Object Storage State Store Backend¶
The default state store backend is MetastoreStateBackend, which persists
task and asset state in the Airflow metadata database via the API Server’s Execution API. For larger values,
you may want to store state on object storage directly from the task instead.
To enable object storage for task and asset state store, set state_store_backend in the [workers]
section to airflow.providers.common.io.state_store.backend.StateStoreObjectStorageBackend, and set
state_store_objectstorage_path to the desired base location. The connection id is obtained from the
user part of the URL, e.g. state_store_objectstorage_path = s3://conn_id@mybucket/task-state/.
Task state is stored under <dag_id>/<run_id>/<task_id>/<map_index>/<key> and asset state under
assets/<asset_identifier>/<key> beneath the configured base path.
By default (state_store_objectstorage_threshold = 0) all serialized values are offloaded to object storage.

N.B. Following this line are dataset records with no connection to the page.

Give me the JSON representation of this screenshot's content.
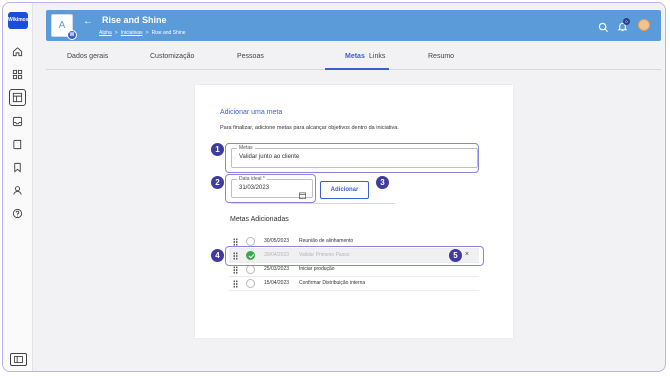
{
  "app": {
    "logo_text": "Wikimos"
  },
  "header": {
    "avatar_letter": "A",
    "badge_letter": "W",
    "title": "Rise and Shine",
    "breadcrumb": [
      "Alpha",
      "Iniciativas",
      "Rise and Shine"
    ],
    "breadcrumb_sep": ">",
    "notification_count": "0"
  },
  "tabs": [
    {
      "label": "Dados gerais"
    },
    {
      "label": "Customização"
    },
    {
      "label": "Pessoas"
    },
    {
      "label": "Metas",
      "active": true
    },
    {
      "label": "Links"
    },
    {
      "label": "Resumo"
    }
  ],
  "form": {
    "title": "Adicionar uma meta",
    "description": "Para finalizar, adicione metas para alcançar objetivos dentro da iniciativa.",
    "meta_label": "Metas",
    "meta_value": "Validar junto ao cliente",
    "date_label": "Data ideal *",
    "date_value": "31/03/2023",
    "add_button": "Adicionar",
    "section_title": "Metas Adicionadas"
  },
  "goals": [
    {
      "date": "30/05/2023",
      "text": "Reunião de alinhamento",
      "done": false
    },
    {
      "date": "30/04/2023",
      "text": "Validar Primeiro Passo",
      "done": true
    },
    {
      "date": "25/03/2023",
      "text": "Iniciar produção",
      "done": false
    },
    {
      "date": "15/04/2023",
      "text": "Confirmar Distribuição interna",
      "done": false
    }
  ],
  "annotations": [
    "1",
    "2",
    "3",
    "4",
    "5"
  ],
  "colors": {
    "accent": "#3b5fd1",
    "header": "#5b9bd9",
    "marker": "#3f3c9d",
    "highlight": "#8a86e0",
    "done": "#3aa64a"
  }
}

Set state_store_objectstorage_threshold to a positive number of bytes to only offload values whose
serialized size meets or exceeds the threshold, anything smaller are stored in the Airflow metadata database.
Optionally set state_store_objectstorage_compression to an fsspec-supported compression algorithm such as
gzip or snappy to compress values before writing.
The following example stores all task and asset state in S3, compressed with gzip:
[workers]
state_store_backend = airflow.providers.common.io.state_store.backend.StateStoreObjectStorageBackend
[common.io]
state_store_objectstorage_path = s3://conn_id@mybucket/task-state/
state_store_objectstorage_compression = gzip
To only offload values larger than 1 MB:
[workers]
state_store_backend = airflow.providers.common.io.state_store.backend.StateStoreObjectStorageBackend
[common.io]
state_store_objectstorage_path = s3://conn_id@mybucket/task-state/
state_store_objectstorage_threshold = 1048576
Using the local filesystem (useful for development):
[workers]
state_store_backend = airflow.providers.common.io.state_store.backend.StateStoreObjectStorageBackend
[common.io]
state_store_objectstorage_path = file:///var/airflow/task-state/
Note
Compression requires the relevant library to be installed in your Python environment.
For example, snappy requires python-snappy. Gzip and bz2 work out of the box.
Note
expires_at is not enforced by this backend. Values written to object storage persist
indefinitely until explicitly deleted. Use your object storage provider’s lifecycle policies
(e.g. S3 lifecycle rules, GCS object lifecycle) to automatically expire old state.
Note
Task state paths are keyed on (dag_id, run_id, task_id, map_index) and are stable across
task retries. This makes this backend suitable for operators that use
ResumableJobMixin to reconnect to external jobs after a retry.